Other speakers, including a Fianna Fáil Deputy, referred to mindset. They said it is the mindset of the Government not to provide social housing. I did not make political points in my opening statement, but I remind people of why we are here. When 90,000 houses were built in this country in 2007, only 4,000 of them were social houses. That is approximately 4% of activity. We have not built enough social housing in the past and that is the reason we have difficulties today. Thankfully, this year, more than 30% of the delivery of more than 20,000 houses will be social housing. That is how we must address this in the future in order to prevent it from happening again. Members should not tell me about mindset: this is not about mindset. It was in the past, but that is no longer the case. It is about how quickly we can deliver houses. In fairness, Deputy Funchion touched on this. The solution is housing. The Deputy referred to what the committee asked for in 2016. Number one of the committee's many recommendations was the delivery of 10,000 social houses a year. That will happen this year. Next year we will build 11,000 houses, but it must happen every year, not just when Fine Gael or Labour are in government but no matter who is in government. All parties must commit to that and hang on to it. I have not heard those commitments from everybody else. Very few solutions were outlined today. The two reports contain recommendations and we will implement most of them. It is not correct of Deputy Broughan to say that we will not. We will look at the recommendations and if they are worthwhile, we will implement them.

Deputy Jan O'Sullivan asked a specific question about whether we would buy large houses for families who are caught in emergency accommodation. We are doing that. There are large families, in some cases Traveller families, who find it very hard to find a solution through the rental market. We do step in and we will use money to buy housing for them. Local authorities have been asked to do that. There are many other solutions. People asked about the hubs and the training of staff. I wish to be clear: all staff in family hubs are vetted and linked in with the various agencies as well. We provide services through the Departments involved as well. I could go back through it all here, but I will send messages on that as well. To be clear: there is no reason for someone to be in emergency accommodation long term. Thankfully, the majority of people now are in emergency accommodation for fewer than six months. I remind Members that of every two families that present, we find at home for at least one of them immediately. In the past, we could not, but now we are. It is still not enough and I do not say it is but it is going in the right direction.

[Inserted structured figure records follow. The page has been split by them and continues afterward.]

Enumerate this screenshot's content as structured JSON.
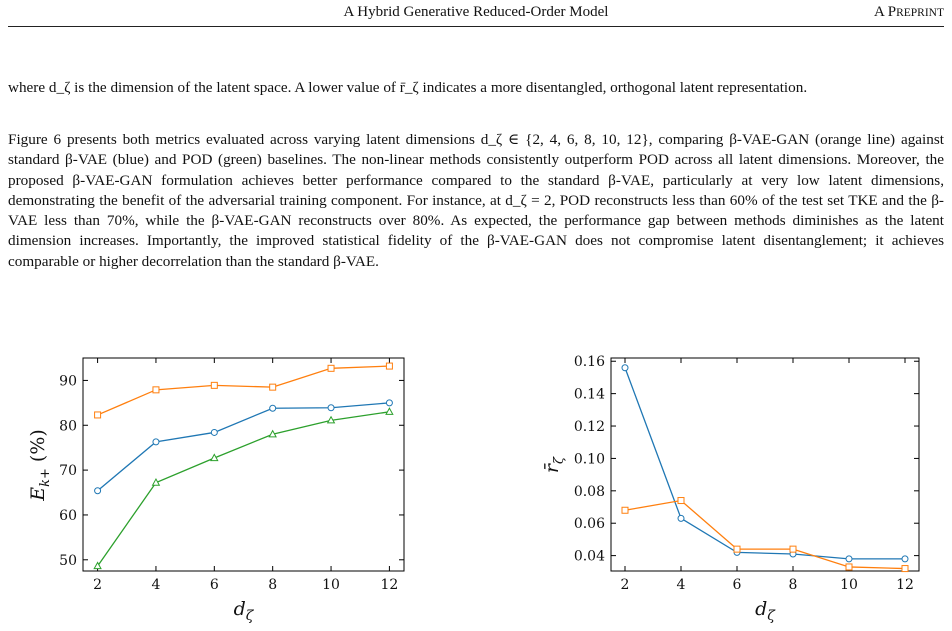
{
  "header": {
    "title": "A Hybrid Generative Reduced-Order Model",
    "right_first": "A P",
    "right_rest": "REPRINT"
  },
  "paragraphs": [
    "where d_ζ is the dimension of the latent space. A lower value of r̄_ζ indicates a more disentangled, orthogonal latent representation.",
    "Figure 6 presents both metrics evaluated across varying latent dimensions d_ζ ∈ {2, 4, 6, 8, 10, 12}, comparing β-VAE-GAN (orange line) against standard β-VAE (blue) and POD (green) baselines. The non-linear methods consistently outperform POD across all latent dimensions. Moreover, the proposed β-VAE-GAN formulation achieves better performance compared to the standard β-VAE, particularly at very low latent dimensions, demonstrating the benefit of the adversarial training component. For instance, at d_ζ = 2, POD reconstructs less than 60% of the test set TKE and the β-VAE less than 70%, while the β-VAE-GAN reconstructs over 80%. As expected, the performance gap between methods diminishes as the latent dimension increases. Importantly, the improved statistical fidelity of the β-VAE-GAN does not compromise latent disentanglement; it achieves comparable or higher decorrelation than the standard β-VAE."
  ],
  "colors": {
    "blue": "#1f77b4",
    "orange": "#ff7f0e",
    "green": "#2ca02c"
  },
  "chart_data": [
    {
      "type": "line",
      "xlabel": "d_ζ",
      "ylabel": "E_k+ (%)",
      "x": [
        2,
        4,
        6,
        8,
        10,
        12
      ],
      "xlim": [
        1.5,
        12.5
      ],
      "ylim": [
        47.5,
        95
      ],
      "xticks": [
        2,
        4,
        6,
        8,
        10,
        12
      ],
      "yticks": [
        50,
        60,
        70,
        80,
        90
      ],
      "grid": false,
      "series": [
        {
          "color": "#ff7f0e",
          "marker": "square",
          "values": [
            82.3,
            87.9,
            88.9,
            88.5,
            92.7,
            93.2
          ]
        },
        {
          "color": "#1f77b4",
          "marker": "circle",
          "values": [
            65.4,
            76.3,
            78.4,
            83.8,
            83.9,
            85.0
          ]
        },
        {
          "color": "#2ca02c",
          "marker": "triangle",
          "values": [
            48.6,
            67.2,
            72.7,
            78.0,
            81.1,
            83.0
          ]
        }
      ]
    },
    {
      "type": "line",
      "xlabel": "d_ζ",
      "ylabel": "r̄_ζ",
      "x": [
        2,
        4,
        6,
        8,
        10,
        12
      ],
      "xlim": [
        1.5,
        12.5
      ],
      "ylim": [
        0.0305,
        0.162
      ],
      "xticks": [
        2,
        4,
        6,
        8,
        10,
        12
      ],
      "yticks": [
        0.04,
        0.06,
        0.08,
        0.1,
        0.12,
        0.14,
        0.16
      ],
      "grid": false,
      "series": [
        {
          "color": "#1f77b4",
          "marker": "circle",
          "values": [
            0.156,
            0.063,
            0.042,
            0.041,
            0.038,
            0.038
          ]
        },
        {
          "color": "#ff7f0e",
          "marker": "square",
          "values": [
            0.068,
            0.074,
            0.044,
            0.044,
            0.033,
            0.032
          ]
        }
      ]
    }
  ]
}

While we are building and replenishing the housing stock we must work with the private sector. There is no choice but to use the HAP scheme because, without it, 40,000 families would not have a home tonight. However, people on the front line who claim they are operating with the best interests of families do not recommend HAP as a solution. It is a solution in the short term and it is better than a family hub or hotel on the journey to a permanent house. I cannot be any clearer in my message on that as well.